Marijuana originated from the Mexican Spanish term ‘marihuana’ and its usage varies globally to refer to either the entire cannabis plant or specifically the flowering part of the plant. Whilst other origins of the term from indigenous American and Chinese languages have been suggested, it is the connection with Mexico which best explains its etymology and its increasing utilisation in the United States in the 1930s until the present day.
The Marijuana Tax Act of 1937 helped to introduce marijuana into legal terminology and everyday parlance in America. The result of this act, which was opposed by the American Medical Association at the time, was to introduce federal laws which made possession and/or transfer of cannabis illegal, while taxing medical marijuana and industrial hemp. It has been suggested that the co-opting of the term marijuana was to give cannabis a foreign-sounding name, to take advantage of negative views towards the Latino community in America at the time. However, it may also relate to the influence that Mexican culture has had on America at large, with the term also having negative connotations within Mexico during the same period due to its associations with criminals and criminal activity.

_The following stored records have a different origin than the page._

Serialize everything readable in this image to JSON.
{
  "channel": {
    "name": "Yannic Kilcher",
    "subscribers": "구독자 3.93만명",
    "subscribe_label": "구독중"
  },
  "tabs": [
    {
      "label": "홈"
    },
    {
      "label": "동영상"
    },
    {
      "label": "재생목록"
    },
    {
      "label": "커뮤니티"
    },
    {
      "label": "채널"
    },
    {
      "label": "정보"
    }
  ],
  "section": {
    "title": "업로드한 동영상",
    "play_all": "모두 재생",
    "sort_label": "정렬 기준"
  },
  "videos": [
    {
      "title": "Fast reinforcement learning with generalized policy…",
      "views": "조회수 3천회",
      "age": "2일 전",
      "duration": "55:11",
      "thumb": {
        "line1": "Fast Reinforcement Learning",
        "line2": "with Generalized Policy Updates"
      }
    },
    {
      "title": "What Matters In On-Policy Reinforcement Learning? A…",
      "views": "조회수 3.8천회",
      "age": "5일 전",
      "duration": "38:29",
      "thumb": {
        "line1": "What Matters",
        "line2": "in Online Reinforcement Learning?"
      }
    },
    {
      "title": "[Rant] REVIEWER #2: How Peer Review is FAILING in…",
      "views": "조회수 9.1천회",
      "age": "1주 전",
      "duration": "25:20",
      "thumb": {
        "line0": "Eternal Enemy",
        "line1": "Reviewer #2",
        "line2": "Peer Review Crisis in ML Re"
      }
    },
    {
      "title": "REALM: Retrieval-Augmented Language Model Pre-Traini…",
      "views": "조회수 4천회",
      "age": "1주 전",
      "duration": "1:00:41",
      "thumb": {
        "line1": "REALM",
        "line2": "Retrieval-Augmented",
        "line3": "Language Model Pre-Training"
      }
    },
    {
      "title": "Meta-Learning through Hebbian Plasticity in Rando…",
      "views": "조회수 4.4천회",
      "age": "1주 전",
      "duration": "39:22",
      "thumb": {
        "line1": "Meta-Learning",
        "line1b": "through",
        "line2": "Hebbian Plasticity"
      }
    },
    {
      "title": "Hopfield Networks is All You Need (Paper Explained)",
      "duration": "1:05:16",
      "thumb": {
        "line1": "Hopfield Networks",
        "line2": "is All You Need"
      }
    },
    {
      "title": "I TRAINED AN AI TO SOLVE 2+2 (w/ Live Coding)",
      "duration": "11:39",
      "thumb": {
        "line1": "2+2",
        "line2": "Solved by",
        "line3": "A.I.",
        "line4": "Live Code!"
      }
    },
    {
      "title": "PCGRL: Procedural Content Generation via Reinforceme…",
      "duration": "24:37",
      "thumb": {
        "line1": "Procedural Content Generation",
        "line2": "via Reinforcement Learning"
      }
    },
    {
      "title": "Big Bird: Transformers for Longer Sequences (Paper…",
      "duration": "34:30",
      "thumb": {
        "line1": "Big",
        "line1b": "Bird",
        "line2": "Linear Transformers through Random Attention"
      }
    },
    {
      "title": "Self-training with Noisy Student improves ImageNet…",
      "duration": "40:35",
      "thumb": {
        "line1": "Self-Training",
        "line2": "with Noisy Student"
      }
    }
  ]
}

Since that time marijuana and medical marijuana have subsequently become globally used terms, due to the pervasiveness of American culture and media. However, due to its concerns regarding its etymological origin and the lack of a clear definition the term marijuana is avoided by the medical community in the UK.
The origins of other terms used to refer to cannabis, such as ‘weed’ and ‘pot’ are less clear. Weed has been used as a term referring to undesirable plants for many centuries and throughout the years has also been used to refer to tobacco. Whilst again this may have been a term utilised by law makers and enforcers to discourage use, it may be that its actual origin is due to confusion between cannabis and locoweed.
Locoweed is a plant that is common in North America, particularly Mexico, which is toxic to cattle and causes neurological side effects. In the 1800s the terms locoweed and marijuana were used interchangeably in Mexico and as stories of their effects spread beyond Mexico it is possible that cannabis and locoweed became conflated and both became known as ‘weed’. The origin of the word ‘pot’ to describe cannabis is even less clear. Whilst some believe it is an abbreviation of potación de guaya (potion of grief), a drink made with alcohol and cannabis in the early 20th century, realistically there is no clear origin for the word.
Terms such as marijuana, pot and weed have waxed and waned in popularity in everyday language. For instance, pot was more commonly used during the 1960s to refer to cannabis, whilst weed has since become a more popular term in daily conversation. Despite some members of the public being more familiar with these terms the medical community of the United Kingdom, and in particular Sapphire Medical, Clinics will continue use the terms medical/medicinal cannabis and CBMPs. This is to provide clarity that any prescriptions provided adhere to MHRA and other regulatory guidance.